In recent years, the conversation around threats to British woodland has understandably centred around climate change, pests, and diseases. However, for those of us working daily in woodlands across Sussex, the more immediate and visible challenge is something closer to ground level: deer.
Fallow deer numbers in the South East have quietly and steadily risen to unprecedented levels, with major consequences. During a recent visit to a fenced site in the New Forest, I witnessed something extraordinary, oak regeneration at a scale rarely seen, tens of thousands of stems per hectare thriving in the absence of deer. Just metres away, outside the exclosure, the contrast was striking. There, browsing pressure had stripped the woodland floor bare. No young trees. No shrub layer. Just a carpet of leaf litter and exposed soil.

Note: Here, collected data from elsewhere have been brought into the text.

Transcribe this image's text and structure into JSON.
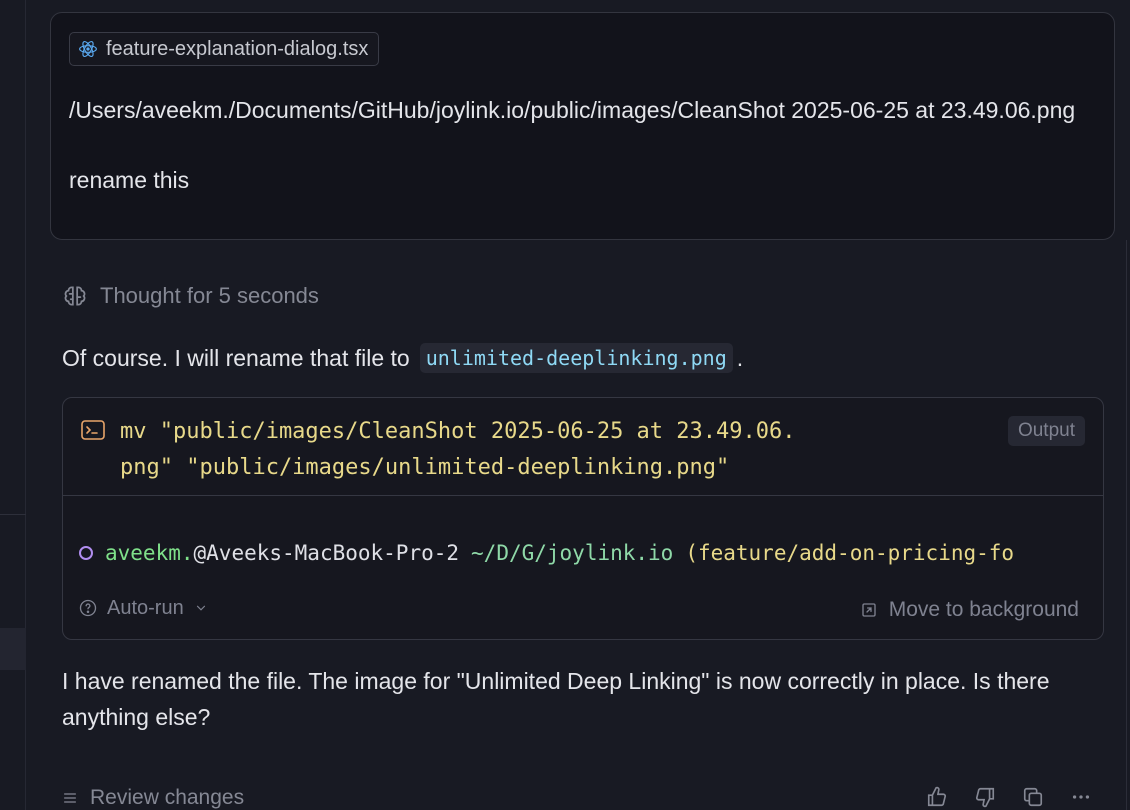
{
  "user_message": {
    "file_pill": {
      "icon": "react-icon",
      "label": "feature-explanation-dialog.tsx"
    },
    "text": "/Users/aveekm./Documents/GitHub/joylink.io/public/images/CleanShot 2025-06-25 at 23.49.06.png\n\nrename this"
  },
  "thought": {
    "icon": "brain-icon",
    "label": "Thought for 5 seconds"
  },
  "assistant_intro": {
    "text": "Of course. I will rename that file to",
    "code": "unlimited-deeplinking.png",
    "suffix": "."
  },
  "terminal": {
    "icon": "terminal-icon",
    "command": "mv \"public/images/CleanShot 2025-06-25 at 23.49.06.\npng\" \"public/images/unlimited-deeplinking.png\"",
    "output_label": "Output",
    "prompt": {
      "user": "aveekm.",
      "host": "@Aveeks-MacBook-Pro-2",
      "path": "~/D/G/joylink.io",
      "branch": "(feature/add-on-pricing-fo"
    },
    "autorun_label": "Auto-run",
    "move_label": "Move to background"
  },
  "assistant_reply": "I have renamed the file. The image for \"Unlimited Deep Linking\" is now correctly in place. Is there anything else?",
  "footer": {
    "review_label": "Review changes"
  },
  "colors": {
    "bg": "#181a23",
    "card": "#12131b",
    "command": "#e8d98a",
    "user": "#7fe08a",
    "code": "#8fd9f5"
  }
}
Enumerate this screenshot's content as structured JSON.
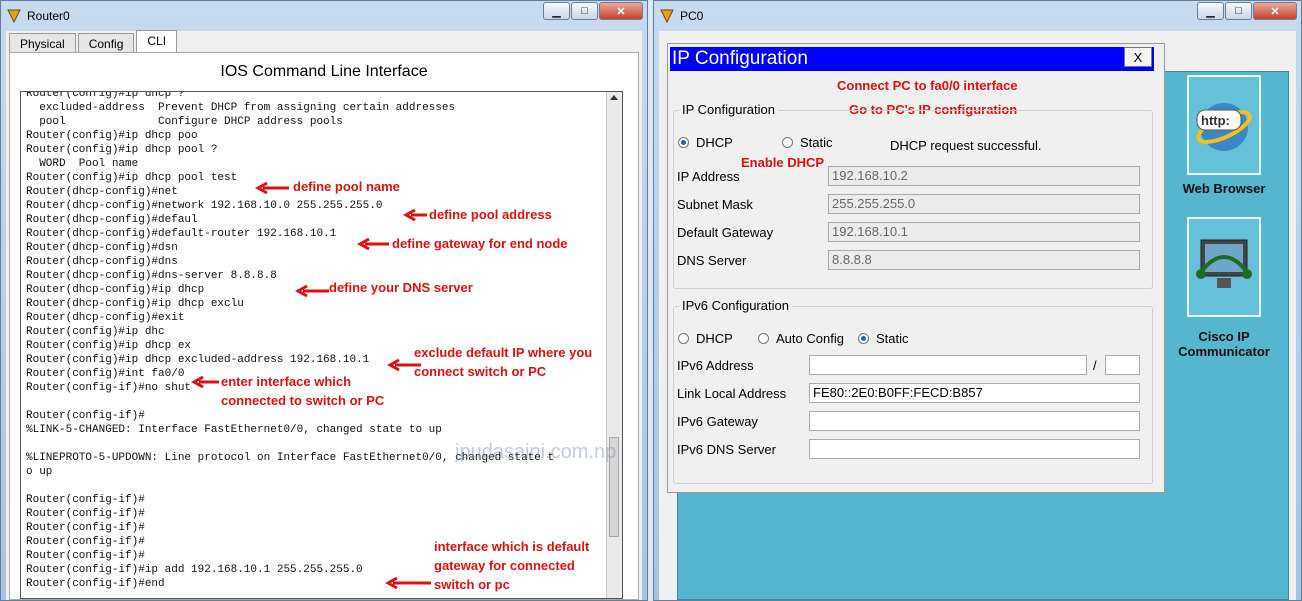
{
  "router_window": {
    "title": "Router0",
    "tabs": [
      "Physical",
      "Config",
      "CLI"
    ],
    "active_tab": "CLI",
    "cli_heading": "IOS Command Line Interface",
    "terminal_lines": [
      "Router(config)#ip dhcp ?",
      "  excluded-address  Prevent DHCP from assigning certain addresses",
      "  pool              Configure DHCP address pools",
      "Router(config)#ip dhcp poo",
      "Router(config)#ip dhcp pool ?",
      "  WORD  Pool name",
      "Router(config)#ip dhcp pool test",
      "Router(dhcp-config)#net",
      "Router(dhcp-config)#network 192.168.10.0 255.255.255.0",
      "Router(dhcp-config)#defaul",
      "Router(dhcp-config)#default-router 192.168.10.1",
      "Router(dhcp-config)#dsn",
      "Router(dhcp-config)#dns",
      "Router(dhcp-config)#dns-server 8.8.8.8",
      "Router(dhcp-config)#ip dhcp",
      "Router(dhcp-config)#ip dhcp exclu",
      "Router(dhcp-config)#exit",
      "Router(config)#ip dhc",
      "Router(config)#ip dhcp ex",
      "Router(config)#ip dhcp excluded-address 192.168.10.1",
      "Router(config)#int fa0/0",
      "Router(config-if)#no shut",
      "",
      "Router(config-if)#",
      "%LINK-5-CHANGED: Interface FastEthernet0/0, changed state to up",
      "",
      "%LINEPROTO-5-UPDOWN: Line protocol on Interface FastEthernet0/0, changed state t",
      "o up",
      "",
      "Router(config-if)#",
      "Router(config-if)#",
      "Router(config-if)#",
      "Router(config-if)#",
      "Router(config-if)#",
      "Router(config-if)#ip add 192.168.10.1 255.255.255.0",
      "Router(config-if)#end"
    ],
    "annotations": {
      "pool_name": "define pool name",
      "pool_address": "define pool address",
      "gateway": "define gateway for end node",
      "dns": "define your DNS server",
      "exclude_1": "exclude default IP where you",
      "exclude_2": "connect switch or PC",
      "iface_1": "enter interface which",
      "iface_2": "connected to switch or PC",
      "gw_iface_1": "interface which is default",
      "gw_iface_2": "gateway for connected",
      "gw_iface_3": "switch or pc"
    }
  },
  "pc_window": {
    "title": "PC0",
    "dialog": {
      "title": "IP Configuration",
      "close_label": "X",
      "note_connect": "Connect PC to fa0/0 interface",
      "note_goto": "Go to PC's IP configuration",
      "note_enable": "Enable DHCP",
      "ipv4": {
        "group_label": "IP Configuration",
        "dhcp_label": "DHCP",
        "static_label": "Static",
        "mode": "DHCP",
        "status": "DHCP request successful.",
        "ip_label": "IP Address",
        "ip_value": "192.168.10.2",
        "mask_label": "Subnet Mask",
        "mask_value": "255.255.255.0",
        "gw_label": "Default Gateway",
        "gw_value": "192.168.10.1",
        "dns_label": "DNS Server",
        "dns_value": "8.8.8.8"
      },
      "ipv6": {
        "group_label": "IPv6 Configuration",
        "dhcp_label": "DHCP",
        "auto_label": "Auto Config",
        "static_label": "Static",
        "mode": "Static",
        "addr_label": "IPv6 Address",
        "addr_value": "",
        "prefix_sep": "/",
        "prefix_value": "",
        "link_local_label": "Link Local Address",
        "link_local_value": "FE80::2E0:B0FF:FECD:B857",
        "gw_label": "IPv6 Gateway",
        "gw_value": "",
        "dns_label": "IPv6 DNS Server",
        "dns_value": ""
      }
    },
    "desktop_apps": [
      {
        "label": "Web Browser",
        "icon": "web-browser-icon",
        "icon_text": "http:"
      },
      {
        "label": "Cisco IP Communicator",
        "icon": "ip-communicator-icon"
      }
    ]
  },
  "watermark": "jpudasaini.com.np",
  "colors": {
    "annotation": "#e01010",
    "dialog_title": "#0000ff",
    "desktop": "#56b5cf"
  }
}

A Single Species, a Widespread Impact
Deer, especially fallow, are not inherently destructive. In balanced numbers, they form part of a functioning woodland ecosystem. But the current population densities in the South East have tipped far beyond what our woodlands can absorb. In unmanaged areas, or where control efforts have been inconsistent, we’re now seeing a collapse of regeneration potential.
The effects are not just visual. Where the understorey is removed by constant browsing, the structure needed by many species of birds, invertebrates, and small mammals disappears. Nightingales, for example, rely on dense shrub cover to breed successfully. Many butterflies and ground beetles depend on a diverse field layer, which simply cannot persist when deer consume nearly every green shoot within reach.

And it is not just rare or specialist species that suffer. Common trees such as oak, ash, hazel, and holly fail to regenerate. This gradual failure undermines future canopy development and weakens the ability of woodlands to respond to pests, disease, and changing weather conditions. Without young trees to replace the old, even mature woodlands begin to decline.
Why Now?
The situation has been made worse by several compounding factors. Warmer winters have led to higher survival rates in young deer. Milder springs mean does are producing more fawns, and agricultural margins provide year-round feeding opportunities. Meanwhile, recreational stalking although useful in some settings rarely achieves the consistent control required to reduce populations at the landscape scale.
In many parts of the South East, deer now move freely between estates with no coordinated approach. Some landowners manage them intensively; others not at all. Without fencing, deer simply shift to where there is less pressure. The result is predictable: overbrowsing in the gaps, and little chance for woodlands to recover.
A Hard Look at Regeneration
When woodland owners speak about encouraging natural regeneration, we have to be honest, under current deer pressure, regeneration often doesn’t stand a chance. You can leave an area untouched for ten years and still find not a single sapling above knee height. This is not due to poor soil or climate. It is due to deer.
The fenced plots in the New Forest show what’s possible when deer are excluded. Oak, birch, hawthorn, hazel, and ash all regenerate freely. Shrubs fill in the gaps, supporting butterflies, nesting birds, and ground beetles. And crucially, this regeneration occurs without costly planting or maintenance.
This isn’t just good for biodiversity, it’s good for resilience. Woodlands that can regenerate are more adaptable to climate change. They sequester more carbon, manage water better, and provide a steady supply of future timber. But they cannot do any of this if every shoot is eaten the moment it appears.
So What Can Be Done?
The solution is not a one-size-fits-all policy, but a change in mindset backed by practical support. First, woodland owners must begin with honest assessment. If you can’t see young trees in your wood, if there’s a browse line you can walk under, or if your field layer is dominated by bramble and deer trails, there’s a problem.
From there, several tools are available:
Deer Impact Assessments can provide clear, photographic evidence of the pressure your woodland is under. These are often the first step in accessing financial support through grants like CWS1 (£105/ha/year) and PA7, which fund both management plans and implementation.
Fencing may be required in high-pressure sites, at least temporarily. Grant funding can support the installation of deer-proof exclosures to allow for regeneration within specific compartments.
Structured Cull Plans need to be drawn up. Not just casual stalking, but targeted, consistent population reduction based on evidence. This often requires professional input, and yes, an understanding that deer numbers must be reduced, not just maintained.
Collaboration is key. Deer don’t respect boundaries, and neither should management plans. Neighbours need to work together across the landscape if we are to make a lasting difference.
Deer are now the dominant influence on woodland structure in many parts of the South East. More than pests, disease, or even climate change, they shape what grows and what doesn’t.
We still have time to act, but not indefinitely. If we want to talk seriously about biodiversity, carbon storage, and woodland resilience, we must first address the pressure from deer.